The ports of Carthage

Book 1, chapter 32

[256/255 BCE] Just about this time there arrived at Carthage one of the recruiting officers they had formerly dispatched to Greece, bringing a considerable number of soldiers and among them a certain Xanthippus of Lacedaemon, a man who had been brought up in the Spartan discipline, and had had a fair amount of military experience.

On hearing of the recent reverse and how and in what way it occurred, and on taking a comprehensive view of the remaining resources of the Carthaginians and their strength in cavalry and elephants, he at once reached the conclusion and communicated it to friends that the Carthaginians owed their defeat not to the Romans but to themselves, through the inexperience of their generals.

Owing to the critical situation Xanthippus' remarks soon got abroad and reached the ears of the generals, whereupon the government decided to summon him before them and examine him.
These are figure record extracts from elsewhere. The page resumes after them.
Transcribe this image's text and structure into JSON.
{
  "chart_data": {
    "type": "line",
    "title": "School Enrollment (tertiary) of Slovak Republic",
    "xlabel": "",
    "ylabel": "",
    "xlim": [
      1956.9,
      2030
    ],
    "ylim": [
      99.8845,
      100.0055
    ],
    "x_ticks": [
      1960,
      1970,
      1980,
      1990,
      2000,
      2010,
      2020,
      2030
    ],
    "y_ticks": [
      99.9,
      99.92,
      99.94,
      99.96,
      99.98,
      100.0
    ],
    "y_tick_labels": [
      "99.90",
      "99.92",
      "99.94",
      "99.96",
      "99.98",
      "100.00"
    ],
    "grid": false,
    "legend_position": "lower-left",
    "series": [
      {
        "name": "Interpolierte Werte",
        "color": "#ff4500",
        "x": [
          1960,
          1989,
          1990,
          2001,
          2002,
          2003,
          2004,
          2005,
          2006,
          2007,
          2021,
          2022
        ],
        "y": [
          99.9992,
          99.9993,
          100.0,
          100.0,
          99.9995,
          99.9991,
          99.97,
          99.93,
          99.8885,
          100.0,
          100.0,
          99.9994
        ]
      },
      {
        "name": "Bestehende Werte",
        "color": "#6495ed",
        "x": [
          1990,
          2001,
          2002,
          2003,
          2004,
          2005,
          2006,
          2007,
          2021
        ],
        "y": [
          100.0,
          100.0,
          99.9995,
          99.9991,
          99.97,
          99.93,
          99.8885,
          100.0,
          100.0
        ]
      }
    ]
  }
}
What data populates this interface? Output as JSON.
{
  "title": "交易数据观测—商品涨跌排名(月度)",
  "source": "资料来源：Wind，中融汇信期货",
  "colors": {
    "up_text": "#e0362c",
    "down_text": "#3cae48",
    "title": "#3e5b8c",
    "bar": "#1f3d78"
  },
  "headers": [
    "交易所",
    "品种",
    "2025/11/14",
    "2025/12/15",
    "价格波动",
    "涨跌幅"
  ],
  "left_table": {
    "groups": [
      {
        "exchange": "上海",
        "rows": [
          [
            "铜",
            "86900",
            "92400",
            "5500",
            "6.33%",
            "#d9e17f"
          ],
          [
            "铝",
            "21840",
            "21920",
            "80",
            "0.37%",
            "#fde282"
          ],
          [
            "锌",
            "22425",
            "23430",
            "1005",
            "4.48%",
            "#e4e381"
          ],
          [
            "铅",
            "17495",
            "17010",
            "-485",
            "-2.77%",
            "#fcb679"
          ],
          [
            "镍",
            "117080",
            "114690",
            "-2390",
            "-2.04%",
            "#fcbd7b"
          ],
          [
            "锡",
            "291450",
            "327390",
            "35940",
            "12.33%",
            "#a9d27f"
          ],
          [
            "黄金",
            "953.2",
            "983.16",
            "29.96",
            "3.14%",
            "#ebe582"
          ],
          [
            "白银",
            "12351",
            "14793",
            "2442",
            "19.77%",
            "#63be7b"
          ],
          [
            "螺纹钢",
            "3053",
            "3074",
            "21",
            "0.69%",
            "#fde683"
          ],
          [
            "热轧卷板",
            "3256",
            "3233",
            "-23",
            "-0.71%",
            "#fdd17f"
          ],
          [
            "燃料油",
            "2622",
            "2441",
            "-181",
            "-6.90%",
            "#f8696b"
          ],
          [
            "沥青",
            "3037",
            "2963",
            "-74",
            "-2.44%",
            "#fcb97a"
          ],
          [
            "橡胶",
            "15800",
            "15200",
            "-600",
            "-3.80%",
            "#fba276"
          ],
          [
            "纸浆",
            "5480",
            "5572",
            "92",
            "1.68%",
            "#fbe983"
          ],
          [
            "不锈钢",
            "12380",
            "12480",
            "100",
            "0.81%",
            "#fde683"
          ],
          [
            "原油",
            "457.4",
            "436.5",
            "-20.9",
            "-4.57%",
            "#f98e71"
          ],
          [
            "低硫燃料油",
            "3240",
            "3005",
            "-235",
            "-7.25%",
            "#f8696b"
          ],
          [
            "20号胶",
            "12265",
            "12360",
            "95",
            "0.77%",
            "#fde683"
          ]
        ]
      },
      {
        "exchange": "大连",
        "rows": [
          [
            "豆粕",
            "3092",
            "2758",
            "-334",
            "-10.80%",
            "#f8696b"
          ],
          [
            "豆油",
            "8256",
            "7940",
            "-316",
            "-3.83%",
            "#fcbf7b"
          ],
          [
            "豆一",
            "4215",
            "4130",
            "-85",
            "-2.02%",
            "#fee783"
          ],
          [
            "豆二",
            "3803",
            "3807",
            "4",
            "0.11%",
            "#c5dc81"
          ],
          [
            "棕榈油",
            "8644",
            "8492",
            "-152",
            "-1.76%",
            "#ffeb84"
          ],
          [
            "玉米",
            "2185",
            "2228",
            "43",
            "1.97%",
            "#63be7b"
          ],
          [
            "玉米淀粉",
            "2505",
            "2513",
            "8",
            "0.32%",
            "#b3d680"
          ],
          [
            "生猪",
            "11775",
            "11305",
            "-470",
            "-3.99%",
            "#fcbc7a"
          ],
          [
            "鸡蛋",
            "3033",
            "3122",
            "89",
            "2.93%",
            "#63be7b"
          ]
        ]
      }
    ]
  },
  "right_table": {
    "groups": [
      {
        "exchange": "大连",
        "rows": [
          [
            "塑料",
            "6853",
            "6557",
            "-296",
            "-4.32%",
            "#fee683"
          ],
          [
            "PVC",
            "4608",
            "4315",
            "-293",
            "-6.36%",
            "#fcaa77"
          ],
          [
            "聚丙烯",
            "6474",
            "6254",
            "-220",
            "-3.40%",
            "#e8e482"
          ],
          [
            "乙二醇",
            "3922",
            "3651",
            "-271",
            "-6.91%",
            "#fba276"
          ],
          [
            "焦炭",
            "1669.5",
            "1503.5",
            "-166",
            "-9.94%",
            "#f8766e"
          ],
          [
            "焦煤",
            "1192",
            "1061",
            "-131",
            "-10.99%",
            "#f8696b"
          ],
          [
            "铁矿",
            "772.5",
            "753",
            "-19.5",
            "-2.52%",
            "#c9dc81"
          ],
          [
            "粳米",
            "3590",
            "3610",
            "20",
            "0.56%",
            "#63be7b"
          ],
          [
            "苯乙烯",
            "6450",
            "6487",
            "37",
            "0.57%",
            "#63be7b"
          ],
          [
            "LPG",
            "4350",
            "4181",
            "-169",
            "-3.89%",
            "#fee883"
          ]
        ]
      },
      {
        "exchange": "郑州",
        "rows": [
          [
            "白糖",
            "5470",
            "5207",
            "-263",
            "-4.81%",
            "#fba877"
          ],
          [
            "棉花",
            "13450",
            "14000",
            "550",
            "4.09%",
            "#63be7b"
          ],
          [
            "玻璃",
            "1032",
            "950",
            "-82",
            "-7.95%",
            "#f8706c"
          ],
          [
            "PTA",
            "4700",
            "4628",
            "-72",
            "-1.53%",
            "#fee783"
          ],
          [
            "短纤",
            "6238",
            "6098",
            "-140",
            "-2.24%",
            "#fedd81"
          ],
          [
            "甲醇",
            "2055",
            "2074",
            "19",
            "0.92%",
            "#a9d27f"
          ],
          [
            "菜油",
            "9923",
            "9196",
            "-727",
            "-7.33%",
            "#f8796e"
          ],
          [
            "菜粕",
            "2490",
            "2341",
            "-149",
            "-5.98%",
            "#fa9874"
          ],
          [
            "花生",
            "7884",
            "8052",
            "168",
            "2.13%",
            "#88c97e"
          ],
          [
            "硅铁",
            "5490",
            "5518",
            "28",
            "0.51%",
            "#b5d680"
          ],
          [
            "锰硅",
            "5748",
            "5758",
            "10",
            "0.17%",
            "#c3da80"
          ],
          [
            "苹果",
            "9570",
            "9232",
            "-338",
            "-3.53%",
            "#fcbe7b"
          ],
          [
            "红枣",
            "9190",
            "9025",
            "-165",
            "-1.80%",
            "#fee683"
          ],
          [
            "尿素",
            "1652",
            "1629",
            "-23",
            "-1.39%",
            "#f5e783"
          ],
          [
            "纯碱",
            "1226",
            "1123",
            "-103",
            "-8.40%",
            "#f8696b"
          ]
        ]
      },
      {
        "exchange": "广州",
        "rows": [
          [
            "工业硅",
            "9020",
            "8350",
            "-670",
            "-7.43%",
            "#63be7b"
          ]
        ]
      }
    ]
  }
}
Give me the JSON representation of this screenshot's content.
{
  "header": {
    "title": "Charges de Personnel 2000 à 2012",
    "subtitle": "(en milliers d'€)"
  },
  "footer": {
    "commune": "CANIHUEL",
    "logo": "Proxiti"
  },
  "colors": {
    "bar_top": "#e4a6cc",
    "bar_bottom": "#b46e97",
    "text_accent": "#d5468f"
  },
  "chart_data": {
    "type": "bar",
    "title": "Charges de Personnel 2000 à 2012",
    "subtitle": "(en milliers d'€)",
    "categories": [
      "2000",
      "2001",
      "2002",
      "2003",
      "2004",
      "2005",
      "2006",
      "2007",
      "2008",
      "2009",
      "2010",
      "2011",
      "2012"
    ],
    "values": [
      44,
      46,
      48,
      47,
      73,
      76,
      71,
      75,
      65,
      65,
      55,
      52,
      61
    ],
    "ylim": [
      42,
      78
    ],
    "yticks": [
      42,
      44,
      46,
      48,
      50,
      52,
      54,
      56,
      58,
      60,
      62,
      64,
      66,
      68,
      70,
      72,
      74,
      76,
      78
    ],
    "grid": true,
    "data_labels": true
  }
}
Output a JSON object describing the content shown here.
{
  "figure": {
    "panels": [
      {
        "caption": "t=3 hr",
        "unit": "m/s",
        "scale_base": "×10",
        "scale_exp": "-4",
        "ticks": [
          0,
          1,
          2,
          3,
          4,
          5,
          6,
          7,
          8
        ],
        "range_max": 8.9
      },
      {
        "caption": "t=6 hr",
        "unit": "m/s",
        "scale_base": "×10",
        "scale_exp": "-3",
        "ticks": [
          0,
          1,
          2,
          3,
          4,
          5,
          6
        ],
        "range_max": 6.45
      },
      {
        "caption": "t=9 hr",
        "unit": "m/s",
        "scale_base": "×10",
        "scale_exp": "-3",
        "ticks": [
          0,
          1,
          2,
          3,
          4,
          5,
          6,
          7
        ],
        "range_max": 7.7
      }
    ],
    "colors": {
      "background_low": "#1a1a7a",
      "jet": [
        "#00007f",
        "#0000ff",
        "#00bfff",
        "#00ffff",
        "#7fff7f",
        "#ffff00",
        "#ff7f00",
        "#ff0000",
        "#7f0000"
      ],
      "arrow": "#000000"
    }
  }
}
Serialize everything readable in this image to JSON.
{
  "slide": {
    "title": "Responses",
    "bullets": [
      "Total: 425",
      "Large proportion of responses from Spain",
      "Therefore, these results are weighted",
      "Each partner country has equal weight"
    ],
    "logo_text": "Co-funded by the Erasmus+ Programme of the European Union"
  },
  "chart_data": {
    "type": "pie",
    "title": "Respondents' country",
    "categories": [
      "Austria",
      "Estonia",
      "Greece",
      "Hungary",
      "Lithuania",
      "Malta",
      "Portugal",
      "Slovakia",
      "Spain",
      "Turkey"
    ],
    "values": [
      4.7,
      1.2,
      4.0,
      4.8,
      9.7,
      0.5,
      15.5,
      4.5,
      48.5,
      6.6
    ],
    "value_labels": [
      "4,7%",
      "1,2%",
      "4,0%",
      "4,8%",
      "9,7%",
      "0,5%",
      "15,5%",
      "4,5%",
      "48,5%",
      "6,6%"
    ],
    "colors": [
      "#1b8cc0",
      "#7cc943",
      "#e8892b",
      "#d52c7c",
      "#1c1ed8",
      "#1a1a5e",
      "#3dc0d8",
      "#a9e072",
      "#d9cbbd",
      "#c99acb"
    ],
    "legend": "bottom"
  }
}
He presented himself before them and communicated to them his estimate of the situation, pointing out why they were now being worsted, and urging that if they would take his advice and avail themselves of the level country for marching, encamping and offering battle they could easily not only secure their own safety, but defeat the enemy.

The generals, accepting what he said and resolving to follow his advice, at once entrusted their forces to him. Now even when the original utterance of Xanthippus got abroad, it had caused considerable rumor and more or less sanguine talk among the populace, but on his leading the army out and drawing it up in good order before the city and even beginning to maneuver some portions of it correctly and give the word of command in the orthodox military terms, the contrast to the incompetence of the former generals was so striking that the soldiery expressed their approval by cheers and were eager to engage the enemy, feeling sure that if Xanthippus was in command no disaster could befall them. Upon this the generals, seeing the extraordinary recovery of courage among the troops, addressed them in words suitable to the occasion and after a few days took the field with their forces. These consisted of 12,000 foot, 4,000 horse and very nearly a 100 elephants.